That package of pre-cooked edamame from Costco is fine. It’s just so bland. However, toss them with this dressing, and you won’t be able to eat just one.
What is edamame?
They are soybeans that have been picked 45-60 days before maturation. They are fuzzy, and a wonderful shade of green.
Yes, they are the same soybeans for tofu, but these green pods are picked when the plant is still young and immature. In Japan, these are cooked with salt or tossed with a salt solution, so the entire pod is covered with a brine
You will rarely if ever see these beans fresh, but they are available at some farmer’s markets in California for a few weeks of the year. Typically, these are frozen or ready to eat in the refrigerator section of the grocery store.
Start the party with Edamame
Edamame is one of the easiest and healthiest finger foods to serve at a party. The only problem is that they can taste like nothing. Simply seasoned with sea salt, they are edible but just taste so bean-y.

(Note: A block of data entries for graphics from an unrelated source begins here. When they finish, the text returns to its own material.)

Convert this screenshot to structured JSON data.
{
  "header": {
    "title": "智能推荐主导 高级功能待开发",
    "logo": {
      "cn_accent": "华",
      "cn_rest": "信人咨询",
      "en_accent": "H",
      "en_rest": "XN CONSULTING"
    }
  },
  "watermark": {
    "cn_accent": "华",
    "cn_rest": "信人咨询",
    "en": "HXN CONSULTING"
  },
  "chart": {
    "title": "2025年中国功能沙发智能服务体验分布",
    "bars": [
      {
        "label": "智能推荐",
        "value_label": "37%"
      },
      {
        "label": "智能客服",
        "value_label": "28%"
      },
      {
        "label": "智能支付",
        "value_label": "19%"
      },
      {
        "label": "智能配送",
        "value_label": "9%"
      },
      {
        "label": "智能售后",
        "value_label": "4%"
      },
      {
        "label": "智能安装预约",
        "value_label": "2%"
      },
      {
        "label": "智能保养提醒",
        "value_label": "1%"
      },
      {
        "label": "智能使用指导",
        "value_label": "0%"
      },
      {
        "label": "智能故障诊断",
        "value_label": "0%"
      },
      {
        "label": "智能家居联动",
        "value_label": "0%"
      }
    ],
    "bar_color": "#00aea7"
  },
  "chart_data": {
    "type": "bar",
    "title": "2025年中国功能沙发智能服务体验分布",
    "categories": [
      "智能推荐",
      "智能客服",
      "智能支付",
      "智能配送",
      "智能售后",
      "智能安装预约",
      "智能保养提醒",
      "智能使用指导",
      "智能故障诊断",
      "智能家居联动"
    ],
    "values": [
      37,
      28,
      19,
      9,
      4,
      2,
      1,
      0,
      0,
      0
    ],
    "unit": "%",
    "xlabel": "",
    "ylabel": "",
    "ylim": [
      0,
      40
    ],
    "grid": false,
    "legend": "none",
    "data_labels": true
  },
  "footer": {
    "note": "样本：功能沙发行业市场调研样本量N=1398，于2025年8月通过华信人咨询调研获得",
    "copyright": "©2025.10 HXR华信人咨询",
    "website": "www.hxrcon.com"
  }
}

You could coat them with all sorts of sticky dressings to make them taste better, but then your fingers will get messy, and you’ll have to keep rubbing them against a nearby napkin. Or you’ll start licking your fingers whilst trying to make conversation with strangers at the party.
Easy edamame that is so, so good
This edamame recipe checks the boxes of being still clean enough to pick up with your fingers but also addictive, like potato chips. You’ll just keep reaching and reaching for them until the whole bowl is gone, and you feel a little embarrassed.

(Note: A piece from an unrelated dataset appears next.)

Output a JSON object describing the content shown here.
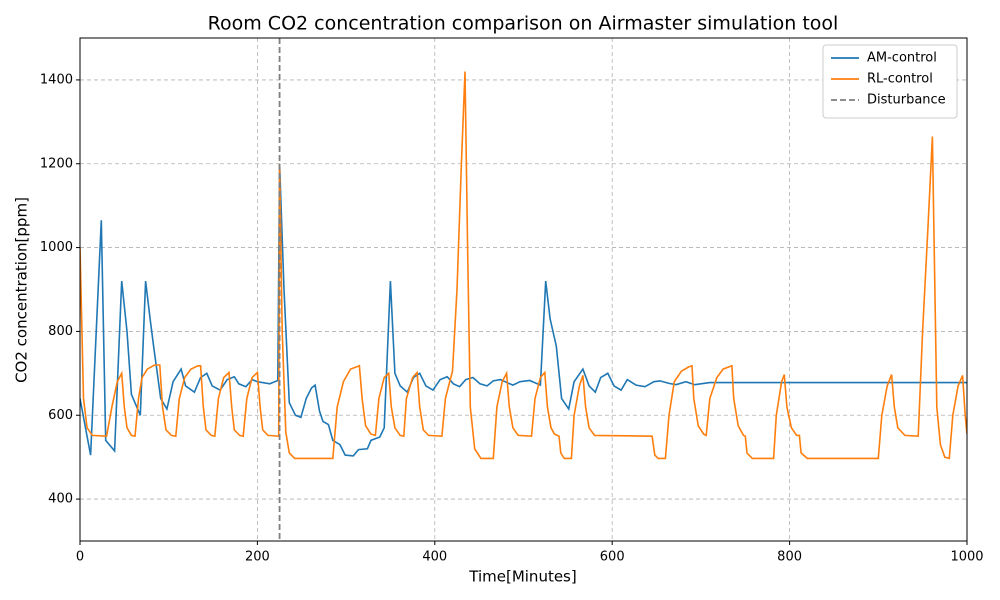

These edamame pods are juicy, full of flavor, not too sweet, and not too salty.
Inspired by Roy Yamaguchi
This simple recipe is inspired by the edamame served at Eating House Restaurant in Kauai, a Roy Yamaguchi restaurant (pictured above). It would be fair to say that the edamame really was the highlight of the whole meal.
Instead of serving complimentary bread, they set this bowl on the table. It served the dual purpose of whetting the appetite while not getting full.
The secret sauce
Once the edamame pods are boiled in salted water, simply toss them with soy sauce, sugar, and a sprinkle of Japanese chili flakes, called shichimi togarashi.
If you don’t have that or don’t want to buy it, you can use the chili flakes of choice or omit it all together.
If you do serve at a party, have an empty bowl nearby to discard the pods.
Do try setting this on your table instead of bread. Breaking bread is great, but so is chewing on edamame.
Simple & Succulent Edamame
- 1/2 lb edamame in pods frozen
- 1 Tb salt
- 1 Tb soy sauce
- 1 tsp sugar
- 1/4 tsp shichimi togarashi or red chili flakes of choice
- Bring 8 cups of water to a boil.
- Stir together dressing ingredients in a large bowl. It should be large enough to hold the edamame once cooked.
- Add salt to boiling water. Add frozen edamame and cook for 3-4 minutes, until beans are tender and warmed through.
- Drain water. Add edamame to bowl with dressing and toss gently. Serve warm or at room temperature.